What a battle. Despite Obama and local Democrats declaring a victory in the war on our senses during the longest election and TV campaign season in the entire universe, the smoke has yet to clear.
I consider myself a reasonably grown-up middle-aged guy. Reasonably being a relative state when it comes to newspaper types.
I still have a difficult time saying enough bad about the soon-to-be-former state House Speaker Frank McNulty of Highlands Ranch, Douglas County and The Moon. At the end of the last legislative session he creepily thwarted the will of all Coloradans, his own party members and any sense of decency by cheating fair play and killing a civil unions bill — twice. It was a repulsive, stupid maneuver that made it clear what a loathsome human and legislator McNulty is. The ill-fated bill was a compromise among all sides to allow for civil unions for Colorado gays, since gay marriage is not legal here. Yet. As fate and providence would have it, the Democrats took control of the state House on Election Day. And the next guy in charge of the House will be the state’s first openly gay House speaker.
Colorado’s hardly alone in elevated jerkdom. Despite the majority of Americans thumping Team Romney on the nose as he tried to manipulate his way into the White House instead of win an election, a cabal of odious, whiny Republicans continue to plot their way to subversion. Led by Sen. Mitch McConnell — a statement I see as bizarrely oxymoronic — fellow Republicans from the upper House are planning their next several hundred filibusters in hopes of getting their way for the sake of getting their way.
Here’s where I no longer pretend to be a mature, responsible person.
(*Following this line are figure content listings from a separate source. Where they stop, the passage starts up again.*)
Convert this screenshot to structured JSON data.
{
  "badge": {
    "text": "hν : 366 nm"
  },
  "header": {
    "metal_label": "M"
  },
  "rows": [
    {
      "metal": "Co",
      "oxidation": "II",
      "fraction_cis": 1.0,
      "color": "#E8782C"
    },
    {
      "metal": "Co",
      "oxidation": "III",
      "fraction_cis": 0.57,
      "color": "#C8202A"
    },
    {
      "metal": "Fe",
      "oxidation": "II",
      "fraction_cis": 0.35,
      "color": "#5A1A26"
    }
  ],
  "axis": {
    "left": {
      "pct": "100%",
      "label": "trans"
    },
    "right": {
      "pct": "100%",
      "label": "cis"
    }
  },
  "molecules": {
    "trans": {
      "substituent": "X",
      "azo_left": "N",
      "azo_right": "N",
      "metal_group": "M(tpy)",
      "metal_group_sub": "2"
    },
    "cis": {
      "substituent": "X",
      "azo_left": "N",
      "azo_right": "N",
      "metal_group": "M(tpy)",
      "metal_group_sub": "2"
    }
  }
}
I’ve had it with that mob of sinister Republican bullies pretending to be honorable and principled leaders when in reality they’re lying, sniveling creeps who would cheat their own mothers out of whatever it took to get their way. I know how shallow and immature I sound when I say that McConnell is the biggest iniquitous, chinless, spineless, drooling sack of clammy skin ever to haunt the Capitol. He’s just gross to look at, to listen to and to suffer through.
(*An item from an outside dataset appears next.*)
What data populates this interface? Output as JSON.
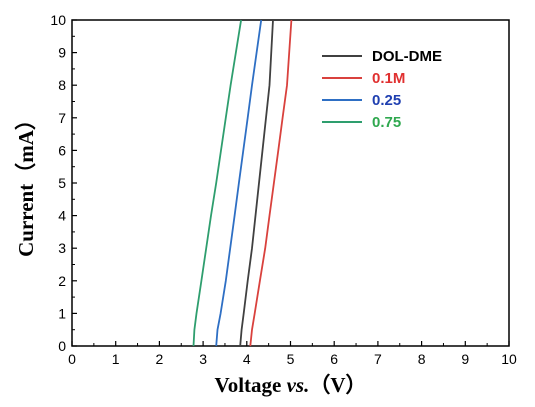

OK. Now I’m better. Thankfully, that situation, too, will likely be rectified as Democrats and a handful of reasonable Republicans will use special, first-day Senate rules to reel in filibuster abuse and feed McConnell and Co. a shovel or two of their own political excrement. Ha ha.
And no irresponsible rant about distasteful politics would be complete without noting the much ballyhooed and suddenly evaporated political career of Florida Sen. Marco Rubio.
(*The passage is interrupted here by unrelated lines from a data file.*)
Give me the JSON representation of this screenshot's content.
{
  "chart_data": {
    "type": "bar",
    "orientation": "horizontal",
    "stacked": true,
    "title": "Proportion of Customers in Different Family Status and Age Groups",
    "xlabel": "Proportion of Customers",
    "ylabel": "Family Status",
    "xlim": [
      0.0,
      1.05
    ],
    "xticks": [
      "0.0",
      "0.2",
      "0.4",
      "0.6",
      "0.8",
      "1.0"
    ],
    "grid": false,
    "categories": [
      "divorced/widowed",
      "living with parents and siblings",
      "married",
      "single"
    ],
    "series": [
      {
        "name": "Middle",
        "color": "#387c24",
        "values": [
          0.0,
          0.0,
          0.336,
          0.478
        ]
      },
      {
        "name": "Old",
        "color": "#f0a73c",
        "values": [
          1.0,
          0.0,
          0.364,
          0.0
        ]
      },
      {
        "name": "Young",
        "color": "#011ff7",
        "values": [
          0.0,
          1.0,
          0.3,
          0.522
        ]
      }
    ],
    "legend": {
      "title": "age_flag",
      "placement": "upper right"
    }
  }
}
Rubio, the anointed “crown prince” of the Tea Party, whatever that means and whoever those people really are, imploded in a story published last week by GQ magazine.
During that interview, the writer asked Rubio how old he thought the Earth was, pointing toward the never-ending and rousingly unnerving creationism controversy. Rubio politically piddled on himself by trying not to anger the dolts in the Tea Party, and those all over the country, who stand behind creationism. He was at the same time trying to make it sound like he isn’t as slobbering and eye-rollingly dumb as a bucket of hair. So, Rubio said creationism is debatable.
Dude, even the Pope doesn’t believe in creationism. It has less scientific merit than astrology and phrenology. What made this moment so tasty to the thinking world is not only Rubio’s howlingly funny response, but the reaction from the aluminum-foil-helmet brigade. It was another media conspiracy, the Fox Newsers insist, to discredit the right. Right. It was the ultimate in “gotcha journalism.”
Oh, please. This was just low-hanging fruit. If Rubio is too much a coward to stand behind science when political, fruitcake religious nuts “believe” otherwise, that’s his problem. Don’t shoot the messengers. This is flat-earth junk that any high-school newspaper would be tempted by. There’s a whole world of devout Christians of all denominations that understand what the scientific method means to humanity, and that Earth really is 4.5 billion years old. If Rubio is this much of milksop when GQ comes calling, he needs to stick to issues he’s comfortable with. I’m sure he has a bright political future in Kansas, but he needs to leave the big-boy politics to the big boys and girls.